Voilà tout le palais en rumeur. Dorin s’élance au secours de son père gisant, tout couvert de vin et de sang ; les barons se lèvent, les uns pour se jeter sur les enfants, les autres pour les défendre. Lionel a ramassé l’épée, Bohor le sceptre, et tous deux s’en escriment à deux mains de toute leur force ; mais ils n’auraient pu durer contre tant de gens, si la vertu des fleurs que la demoiselle leur avait données n’eût empêché qu’aucune arme ne les pût blesser au sang, et celle des fermails, que nul coup ne leur pût rompre les membres. Tous deux gagnaient vers la porte sous la conduite de Saraide, lorsque Dorin, les voyant fuir, se précipite sur eux ; mais Lionel hausse l’épée, lui tranche le poing gauche qu’il a levé pour se protéger et lui coupe la joue et le col à moitié ; Bohor en même temps lui ouvre la tête d’un coup de sceptre ; et Dorin tombe mort. À cette vue, le roi, qui avait grand courage, saisit l’épée d’un de ses chevaliers, entoure son bras gauche de son manteau, et court sus aux enfants sans se soucier d’exposer sa propre vie entre tant de gens dont beaucoup le haïssaient. À le voir venir ainsi, terrible, Saraide demeure un instant étonnée, mais elle se ressaisit juste à temps pour jeter un enchantement qui donne aux enfants la semblance de ses deux lévriers et aux chiens la leur, et dans le même instant elle se jette au-devant du roi, dont l’épée la blesse au sourcil ; elle en porta la cicatrice toute sa vie.

— Ha, roi Claudas, crie-t-elle, j’ai chèrement payé ma venue en votre cour ! Vous m’avez blessée et vous voulez tuer mes lévriers, qui sont les plus beaux du monde !

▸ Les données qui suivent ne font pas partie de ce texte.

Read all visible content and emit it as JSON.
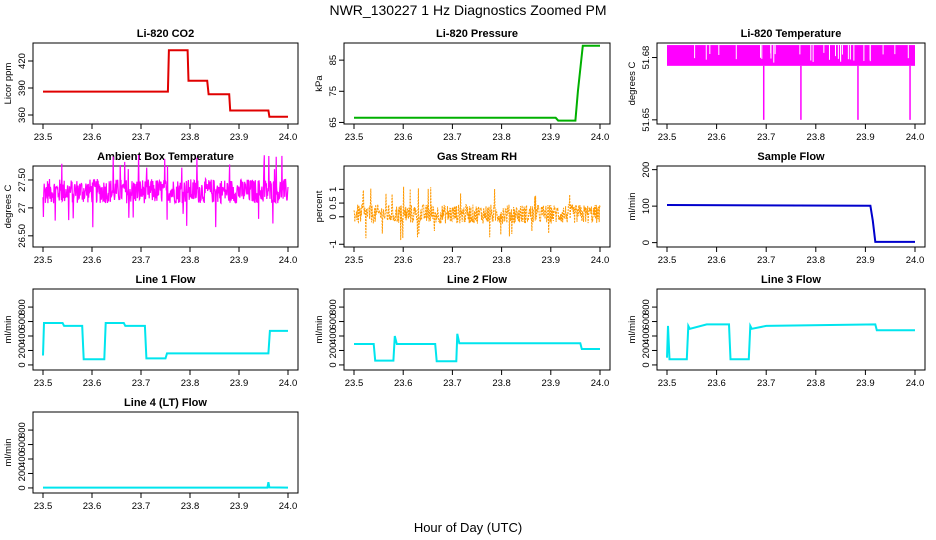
{
  "title": "NWR_130227  1 Hz Diagnostics Zoomed PM",
  "xlabel": "Hour of Day (UTC)",
  "chart_data": [
    {
      "type": "line",
      "title": "Li-820 CO2",
      "ylabel": "Licor ppm",
      "color": "#e00000",
      "xlim": [
        23.5,
        24.0
      ],
      "ylim": [
        350,
        440
      ],
      "xticks": [
        "23.5",
        "23.6",
        "23.7",
        "23.8",
        "23.9",
        "24.0"
      ],
      "yticks": [
        360,
        390,
        420
      ],
      "series": [
        {
          "x": [
            23.5,
            23.755,
            23.757,
            23.795,
            23.797,
            23.835,
            23.838,
            23.88,
            23.882,
            23.96,
            23.962,
            24.0
          ],
          "y": [
            386,
            386,
            432,
            432,
            398,
            398,
            383,
            383,
            365,
            365,
            358,
            358
          ]
        }
      ]
    },
    {
      "type": "line",
      "title": "Li-820 Pressure",
      "ylabel": "kPa",
      "color": "#00b000",
      "xlim": [
        23.5,
        24.0
      ],
      "ylim": [
        64.5,
        90.5
      ],
      "xticks": [
        "23.5",
        "23.6",
        "23.7",
        "23.8",
        "23.9",
        "24.0"
      ],
      "yticks": [
        65,
        75,
        85
      ],
      "series": [
        {
          "x": [
            23.5,
            23.91,
            23.915,
            23.95,
            23.955,
            23.965,
            23.97,
            24.0
          ],
          "y": [
            66.5,
            66.5,
            65.6,
            65.6,
            75,
            89.6,
            89.6,
            89.6
          ]
        }
      ]
    },
    {
      "type": "line",
      "title": "Li-820 Temperature",
      "ylabel": "degrees C",
      "color": "#ff00ff",
      "xlim": [
        23.5,
        24.0
      ],
      "ylim": [
        51.648,
        51.687
      ],
      "xticks": [
        "23.5",
        "23.6",
        "23.7",
        "23.8",
        "23.9",
        "24.0"
      ],
      "yticks": [
        51.65,
        51.68
      ],
      "band": [
        51.676,
        51.686
      ],
      "spikes": [
        23.695,
        23.77,
        23.885,
        23.99
      ],
      "spike_low": 51.65,
      "series": []
    },
    {
      "type": "line",
      "title": "Ambient Box Temperature",
      "ylabel": "degrees C",
      "color": "#ff00ff",
      "xlim": [
        23.5,
        24.0
      ],
      "ylim": [
        26.3,
        27.75
      ],
      "xticks": [
        "23.5",
        "23.6",
        "23.7",
        "23.8",
        "23.9",
        "24.0"
      ],
      "yticks": [
        26.5,
        27.0,
        27.5
      ],
      "noise": {
        "center": 27.3,
        "amp": 0.22,
        "spike": 0.65
      },
      "series": []
    },
    {
      "type": "line",
      "title": "Gas Stream RH",
      "ylabel": "percent",
      "color": "#ff9900",
      "xlim": [
        23.5,
        24.0
      ],
      "ylim": [
        -1.1,
        1.85
      ],
      "xticks": [
        "23.5",
        "23.6",
        "23.7",
        "23.8",
        "23.9",
        "24.0"
      ],
      "yticks": [
        -1.0,
        0.0,
        0.5,
        1.0
      ],
      "noise": {
        "center": 0.1,
        "amp": 0.35,
        "spike": 1.0
      },
      "series": []
    },
    {
      "type": "line",
      "title": "Sample Flow",
      "ylabel": "ml/min",
      "color": "#0000cc",
      "xlim": [
        23.5,
        24.0
      ],
      "ylim": [
        -12,
        210
      ],
      "xticks": [
        "23.5",
        "23.6",
        "23.7",
        "23.8",
        "23.9",
        "24.0"
      ],
      "yticks": [
        0,
        100,
        200
      ],
      "series": [
        {
          "x": [
            23.5,
            23.91,
            23.915,
            23.92,
            24.0
          ],
          "y": [
            103,
            101,
            60,
            2,
            2
          ]
        }
      ]
    },
    {
      "type": "line",
      "title": "Line 1 Flow",
      "ylabel": "ml/min",
      "color": "#00e5ee",
      "xlim": [
        23.5,
        24.0
      ],
      "ylim": [
        -70,
        1050
      ],
      "xticks": [
        "23.5",
        "23.6",
        "23.7",
        "23.8",
        "23.9",
        "24.0"
      ],
      "yticks": [
        0,
        200,
        400,
        600,
        800
      ],
      "series": [
        {
          "x": [
            23.5,
            23.502,
            23.54,
            23.543,
            23.58,
            23.583,
            23.625,
            23.628,
            23.665,
            23.668,
            23.708,
            23.711,
            23.75,
            23.753,
            23.96,
            23.963,
            24.0
          ],
          "y": [
            130,
            580,
            580,
            540,
            540,
            80,
            80,
            580,
            580,
            540,
            540,
            90,
            90,
            160,
            160,
            470,
            470
          ]
        }
      ]
    },
    {
      "type": "line",
      "title": "Line 2 Flow",
      "ylabel": "ml/min",
      "color": "#00e5ee",
      "xlim": [
        23.5,
        24.0
      ],
      "ylim": [
        -70,
        1050
      ],
      "xticks": [
        "23.5",
        "23.6",
        "23.7",
        "23.8",
        "23.9",
        "24.0"
      ],
      "yticks": [
        0,
        200,
        400,
        600,
        800
      ],
      "series": [
        {
          "x": [
            23.5,
            23.54,
            23.543,
            23.58,
            23.583,
            23.587,
            23.665,
            23.668,
            23.708,
            23.71,
            23.714,
            23.96,
            23.963,
            24.0
          ],
          "y": [
            290,
            290,
            60,
            60,
            400,
            290,
            290,
            50,
            50,
            430,
            300,
            300,
            220,
            220
          ]
        }
      ]
    },
    {
      "type": "line",
      "title": "Line 3 Flow",
      "ylabel": "ml/min",
      "color": "#00e5ee",
      "xlim": [
        23.5,
        24.0
      ],
      "ylim": [
        -70,
        1050
      ],
      "xticks": [
        "23.5",
        "23.6",
        "23.7",
        "23.8",
        "23.9",
        "24.0"
      ],
      "yticks": [
        0,
        200,
        400,
        600,
        800
      ],
      "series": [
        {
          "x": [
            23.5,
            23.502,
            23.505,
            23.54,
            23.543,
            23.546,
            23.58,
            23.625,
            23.628,
            23.665,
            23.668,
            23.671,
            23.7,
            23.92,
            23.923,
            24.0
          ],
          "y": [
            100,
            540,
            80,
            80,
            540,
            500,
            560,
            560,
            80,
            80,
            540,
            500,
            540,
            560,
            480,
            480
          ]
        }
      ]
    },
    {
      "type": "line",
      "title": "Line 4 (LT) Flow",
      "ylabel": "ml/min",
      "color": "#00e5ee",
      "xlim": [
        23.5,
        24.0
      ],
      "ylim": [
        -70,
        1050
      ],
      "xticks": [
        "23.5",
        "23.6",
        "23.7",
        "23.8",
        "23.9",
        "24.0"
      ],
      "yticks": [
        0,
        200,
        400,
        600,
        800
      ],
      "series": [
        {
          "x": [
            23.5,
            23.958,
            23.96,
            23.962,
            24.0
          ],
          "y": [
            5,
            5,
            80,
            8,
            5
          ]
        }
      ]
    }
  ]
}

Le roi regarde : il croit voir les deux enfants s’enfuir ; mais c’étaient les chiens qui se sauvaient, effrayés du tumulte. Il les poursuit, lève son arme pour les frapper au moment qu’ils vont passer la porte, mais ils la franchissent si lestement que l’épée s’abat vainement sur le linteau et vole en pièces.

— Dieu soit loué ! dit-il en regardant le tronçon qui lui restait aux mains. Si j’eusse tué de ma main les fils de Bohor, on me l’eût reproché éternellement, et j’en eusse été honni.

Lors il fit saisir ce qu’il croyait être les petits princes et les remit en garde à ceux de ses gens en qui il se fiait le plus. Et s’il pleura ensuite la mort de son fils, il ne faut pas le demander. Mais Pharien et Lambègue n’étaient pas moins dolents que lui, car ils ne doutaient guère que leurs jeunes seigneurs, qu’ils croyaient pris, ne fussent sous peu livrés à la mort.